The study authors noted that the findings support using carefully designed prompts in chatbots to enable a more context-aware analysis of symptom narratives, and offer a scalable approach to improving support for symptom monitoring.
“About 40%-60% of a clinical encounter is a patient talking to their physician about symptoms and related health experiences,” said corresponding author I-Chan Huang, PhD, Department of Epidemiology & Cancer Control, St. Jude Children's Research Hospital. “We have provided a proof of concept that large language models could help analyze that underutilized conversational data to detect symptom severity and its functional impact and assist physician decision-making to provide better care to survivors.”
Background and Study Methods
The study authors noted that automated tools are needed to better understand and evaluate how symptoms impact daily functioning for survivors of childhood cancers.
Researchers evaluated how ChatGPT-4o and Llama-3.1 both performed at classifying self-reported pain and fatigue from childhood cancer survivors by analyzing different prompting strategies. They analyzed semi-structured interviews from 30 childhood cancer survivors who were between the ages of 8 and 17 years and their caregivers for a total of 819 narratives relating to pain and fatigue. Experts annotated each narrative for physical, social, or cognitive functional impacts for the AI's reference standard.

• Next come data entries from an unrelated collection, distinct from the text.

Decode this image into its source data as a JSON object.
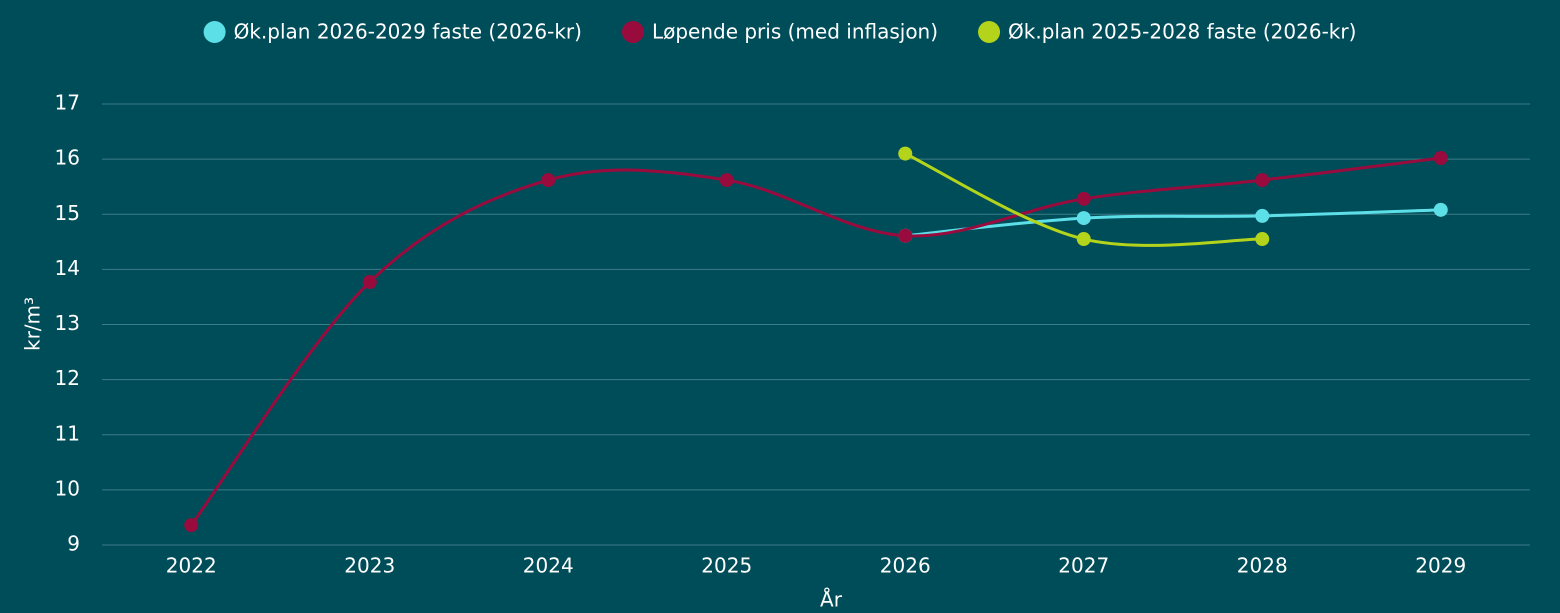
{
  "chart_data": {
    "type": "line",
    "categories": [
      "2022",
      "2023",
      "2024",
      "2025",
      "2026",
      "2027",
      "2028",
      "2029"
    ],
    "series": [
      {
        "name": "Øk.plan 2026-2029 faste (2026-kr)",
        "color": "#5ddfe8",
        "values": [
          null,
          null,
          null,
          null,
          14.61,
          14.93,
          14.97,
          15.08
        ]
      },
      {
        "name": "Løpende pris (med inflasjon)",
        "color": "#9a0b3d",
        "values": [
          9.36,
          13.77,
          15.62,
          15.62,
          14.61,
          15.28,
          15.62,
          16.02
        ]
      },
      {
        "name": "Øk.plan 2025-2028 faste (2026-kr)",
        "color": "#b4d41b",
        "values": [
          null,
          null,
          null,
          null,
          16.1,
          14.55,
          14.55,
          null
        ]
      }
    ],
    "ylim": [
      9,
      17
    ],
    "yticks": [
      9,
      10,
      11,
      12,
      13,
      14,
      15,
      16,
      17
    ],
    "y_label": "kr/m³",
    "x_label": "År",
    "grid": true,
    "legend": "top"
  }
}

Four prompting strategies were used: zero-shot (which gives the large language model no examples), few-shot (which gives the model some examples), step-by-step reasoning (Chain-of-Thought, ie, s), and generated knowledge. The different model outputs were compared with the reference standard annotations.
Key Findings
The researchers found that the strategies of generated knowledge and step-by-step reasoning outperformed both zero-shot and few-shot prompting in both the ChatGPT-4o and Llama-3.1 LLMs in terms of physical, social, and cognitive functional impact classifications.

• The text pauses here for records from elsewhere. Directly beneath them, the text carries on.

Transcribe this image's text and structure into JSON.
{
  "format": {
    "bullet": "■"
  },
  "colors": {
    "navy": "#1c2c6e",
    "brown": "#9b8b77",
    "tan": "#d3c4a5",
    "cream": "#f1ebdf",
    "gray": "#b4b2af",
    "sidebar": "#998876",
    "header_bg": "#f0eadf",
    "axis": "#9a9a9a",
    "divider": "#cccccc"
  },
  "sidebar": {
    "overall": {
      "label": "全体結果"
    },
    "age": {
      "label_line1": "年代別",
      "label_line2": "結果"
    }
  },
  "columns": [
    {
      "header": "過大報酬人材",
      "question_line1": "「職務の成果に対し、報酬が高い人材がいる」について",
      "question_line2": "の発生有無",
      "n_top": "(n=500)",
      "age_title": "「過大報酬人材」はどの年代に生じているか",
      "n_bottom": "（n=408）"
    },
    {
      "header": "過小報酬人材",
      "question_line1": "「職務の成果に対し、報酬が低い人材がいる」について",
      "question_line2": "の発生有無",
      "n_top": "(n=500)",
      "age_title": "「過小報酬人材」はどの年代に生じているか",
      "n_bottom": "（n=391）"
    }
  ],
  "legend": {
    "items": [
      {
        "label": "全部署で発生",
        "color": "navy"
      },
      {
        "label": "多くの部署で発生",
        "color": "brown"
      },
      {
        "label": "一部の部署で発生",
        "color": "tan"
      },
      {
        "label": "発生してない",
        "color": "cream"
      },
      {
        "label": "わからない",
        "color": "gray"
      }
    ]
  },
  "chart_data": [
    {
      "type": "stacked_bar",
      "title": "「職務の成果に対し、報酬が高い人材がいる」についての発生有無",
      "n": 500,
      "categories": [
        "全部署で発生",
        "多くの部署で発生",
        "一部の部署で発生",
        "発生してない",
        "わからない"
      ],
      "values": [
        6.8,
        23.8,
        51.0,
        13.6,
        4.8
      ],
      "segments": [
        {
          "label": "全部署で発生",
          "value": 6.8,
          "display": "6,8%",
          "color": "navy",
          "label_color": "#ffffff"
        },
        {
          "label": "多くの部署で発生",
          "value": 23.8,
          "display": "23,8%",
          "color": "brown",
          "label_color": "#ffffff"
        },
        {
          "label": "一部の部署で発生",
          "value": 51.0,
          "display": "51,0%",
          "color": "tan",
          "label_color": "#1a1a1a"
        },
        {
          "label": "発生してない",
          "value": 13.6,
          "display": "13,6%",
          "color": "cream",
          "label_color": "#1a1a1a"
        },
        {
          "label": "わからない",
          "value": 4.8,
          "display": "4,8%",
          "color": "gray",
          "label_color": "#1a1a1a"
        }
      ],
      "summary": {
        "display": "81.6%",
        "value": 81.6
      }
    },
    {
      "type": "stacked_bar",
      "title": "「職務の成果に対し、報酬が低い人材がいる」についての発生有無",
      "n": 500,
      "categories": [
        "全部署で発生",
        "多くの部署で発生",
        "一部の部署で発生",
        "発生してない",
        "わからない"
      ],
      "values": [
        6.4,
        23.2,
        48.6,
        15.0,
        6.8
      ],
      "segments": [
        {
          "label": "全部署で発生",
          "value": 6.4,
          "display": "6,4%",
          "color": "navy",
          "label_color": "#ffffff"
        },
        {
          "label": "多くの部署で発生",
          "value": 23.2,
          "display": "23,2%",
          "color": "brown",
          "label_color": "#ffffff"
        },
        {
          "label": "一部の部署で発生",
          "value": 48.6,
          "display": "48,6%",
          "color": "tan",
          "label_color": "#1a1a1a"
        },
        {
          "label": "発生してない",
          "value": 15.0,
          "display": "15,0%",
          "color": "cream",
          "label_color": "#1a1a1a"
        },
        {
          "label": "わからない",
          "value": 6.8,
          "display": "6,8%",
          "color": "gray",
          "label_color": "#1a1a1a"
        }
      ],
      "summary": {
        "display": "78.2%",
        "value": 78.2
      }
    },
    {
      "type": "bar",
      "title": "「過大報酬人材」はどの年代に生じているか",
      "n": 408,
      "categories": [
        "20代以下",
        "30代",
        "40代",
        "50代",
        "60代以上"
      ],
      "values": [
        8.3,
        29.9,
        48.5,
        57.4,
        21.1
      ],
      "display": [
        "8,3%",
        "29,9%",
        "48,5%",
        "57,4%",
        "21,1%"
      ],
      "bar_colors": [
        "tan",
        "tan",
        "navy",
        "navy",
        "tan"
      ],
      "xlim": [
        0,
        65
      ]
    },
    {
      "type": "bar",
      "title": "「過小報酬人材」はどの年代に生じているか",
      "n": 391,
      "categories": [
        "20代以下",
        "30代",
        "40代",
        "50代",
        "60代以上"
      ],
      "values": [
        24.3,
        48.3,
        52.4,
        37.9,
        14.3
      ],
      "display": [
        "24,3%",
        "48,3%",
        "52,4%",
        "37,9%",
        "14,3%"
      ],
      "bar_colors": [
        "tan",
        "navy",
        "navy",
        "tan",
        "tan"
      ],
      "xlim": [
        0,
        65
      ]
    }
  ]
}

“We found that simple prompts were not effective,” Dr. Huang said. “However, our more sophisticated prompting strategies performed significantly better and had a higher concurrence with our human reviewers.”
ChatGPT-4o was found to achieve more of a balanced precision and discrimination across all three areas of functional impact, while the Llama-3.1 model demonstrated more sensitivity but significantly lower precision especially in terms of physical and social functioning.
“These AI-driven approaches provide us with a new way to unlock the complex symptom information hidden in the wealth of patient-physician conversations that currently go unused,” Dr. Huang said. “By making this information easier to capture and analyze, we can help physicians better identify survivors who need additional support in real time and improve care for this growing population.”
DISCLOSURES: The study was supported by grants from the National Cancer Institute, Cancer Center Support, and the American Lebanese Syrian Associated Charities, the fundraising and awareness organization of St. Jude. For full disclosures of the study authors, visit nature.com.